Some others echo this view.
“A lay retail investor with a significant amount of his net worth in crypto, should slowly start cashing out in case something actually happens and they’re not able to get any money out,” said a cryptocurrency enthusiast who identifies himself by the pseudonym Gabru and runs groups with over 4,000 members on the instant messaging platform Telegram.
The catch, however, is that prices have crashed in the Indian market and trading volumes have been low making selling a tad difficult, added the blockchain consultant. Therefore, one may need to time it carefully to sell it and will have to wait and watch till then.
More seasoned investors, though concerned about the future of cryptocurrencies in India, are still not worried about their investments.
There are adept investors who have started devising ways to skirt a possible ban. “There are some who have already started pushing their crypto holdings, or the funds after liquidating it, to members who are abroad under the Liberalised Remittance Scheme (LRS),” said a blockchain consultant, requesting anonymity. Under, LRS, Indian residents are allowed to remit up to $250,000 (Rs1.74 crore) in one financial year.
“Savvy investors don’t have anything to worry about. Everyone knows that crypto is a global phenomenon and no country can stop it single-handedly. People would sell for cash or send their crypto abroad and get the money transferred here,” added Gabru.
Moreover, reports have suggested that even if a ban comes into effect individuals may be given a time period of up to three months to dispose off their assets. These investors are also taking heart in the fact that these are still recommendations and it may still take time for it to become a law.

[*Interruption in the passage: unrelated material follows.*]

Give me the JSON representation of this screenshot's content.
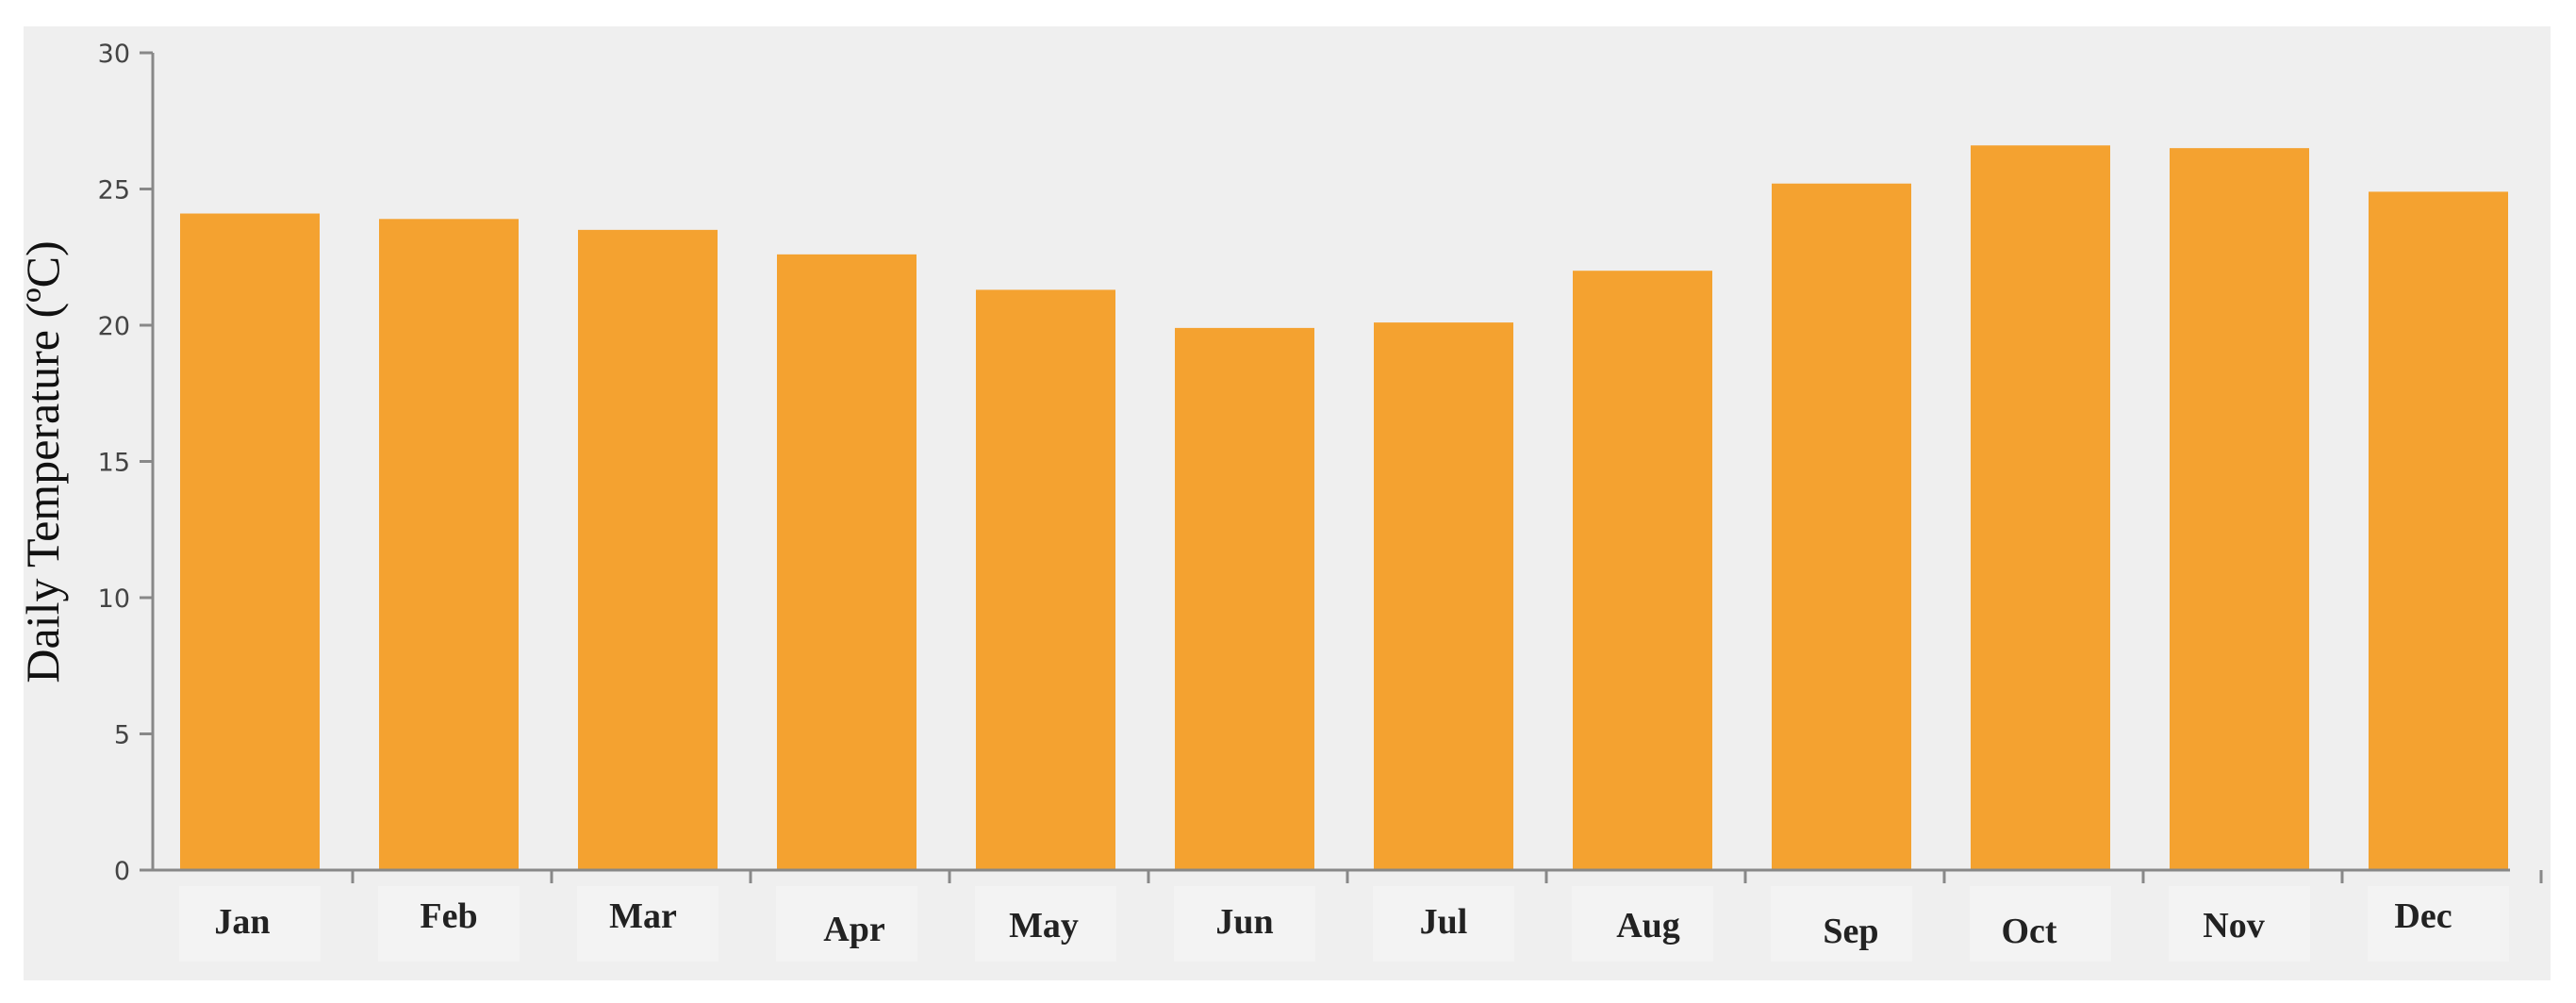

However, there is always a chance that it may become a law sooner. “The process of a bill becoming a law may be expedited if it is passed as a money bill or is introduced as an ordinance,” said Jaideep Reddy, a senior member of the international law firm Nishith Desai Associates. “Or if the government uses its executive power such as a notification under the Prevention of Money Laundering Act even then some new provisions can come into force earlier, although they will be restricted by the scope of the parent statute.”
Yet, well-versed investors are prepared even for that.
“Even in such a dire situation there is going to be a way out. You can trade on peer-to-peer platforms and get paid in multiple bank accounts to avoid suspicion,” said another investor who has been dealing with cryptocurrencies for the last few years.
The anonymity may provide a way out but it may not be that easy. Now, all eyes are on the government’s next move.